The Reporters Without Borders correspondent in Cuba, Ricardo González Alfonso, was returned to his cell in January after a long spell in a prison hospital, but his health has worsened again. The Cuban government no longer has an excuse for eluding the issue of human rights and free expression after the European Union lifted its sanctions on 23 June.
Reporters Without Borders appeals to Raúl Castro's government for a show of magnanimity towards the organisation's correspondent, Ricardo González Alfonso, and other imprisoned journalists in return for the European Union's decision on 23 June to lift the political sanctions it had imposed Cuba. The Cuban government had made this a condition for restoring normal relations with the EU.
“There have been a few advances in freedom of expression and information since Raúl Castro took over as Council of State president on 24 February, with Cuban being given the right to buy their own computer equipment or enter tourist hotels that have better Internet connections,” Reporters Without Borders said. “The dialogue begun by the Spanish government undoubtedly contributed to this, just as it led to the release in February of independent journalist Alejandro González Raga and two other detainees from the 2003 ‘Black Spring'.”
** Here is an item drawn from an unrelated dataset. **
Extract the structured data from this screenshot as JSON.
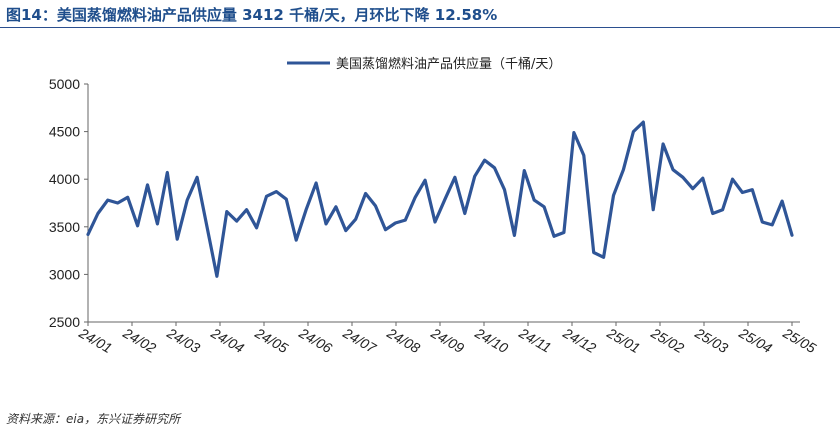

The press freedom organisation added: “A similar gesture is now needed with the 23 other journalists who are still imprisoned, 19 of whom have been held since the March 2003 crackdown. The EU sanctions imposed after the crackdown, which were suspended in 2005, have now been definitively lifted. The Cuba government got its way, so there is no longer any excuse for sidestepping the call for an improvement in human rights and free expression.”
As well as being the Reporters Without Borders Cuba correspondent, González is the founder of the Manuel Márquez Sterling journalists' association and the independent magazine De Cuba. He was arrested on 18 March 2003 and was given a 20-year prison sentence on the absurd charge of being a “mercenary” in the pay of the United States. He has been held in Havana's Combinado del Este prison since the end of 2004.
Now aged 58, he suffers from high blood pressure and cervical arthritis, and has problems with his circulation and digestion. After a long spell in the prison hospital and a total of four operations in 2006 and 2007, he was returned to his cell on 27 January of this year, although he is still in very poor health.
His wife, Alida Viso Bello, told Reporters Without Borders on 23 June that for the past month he has not been getting the Captopril medicine that heart doctors prescribed for his high blood pressure, and that he is having a lot of arthritis attacks because he does not have an appropriate chair in his cell. Viso never got a reply to the request she submitted last February for him to be released on health grounds.
With a total of 23 journalists detained, Cuba continues to be the world's biggest prison for the media after China. It is the western hemisphere's only country that not does permit any form of media that is not under direct government control.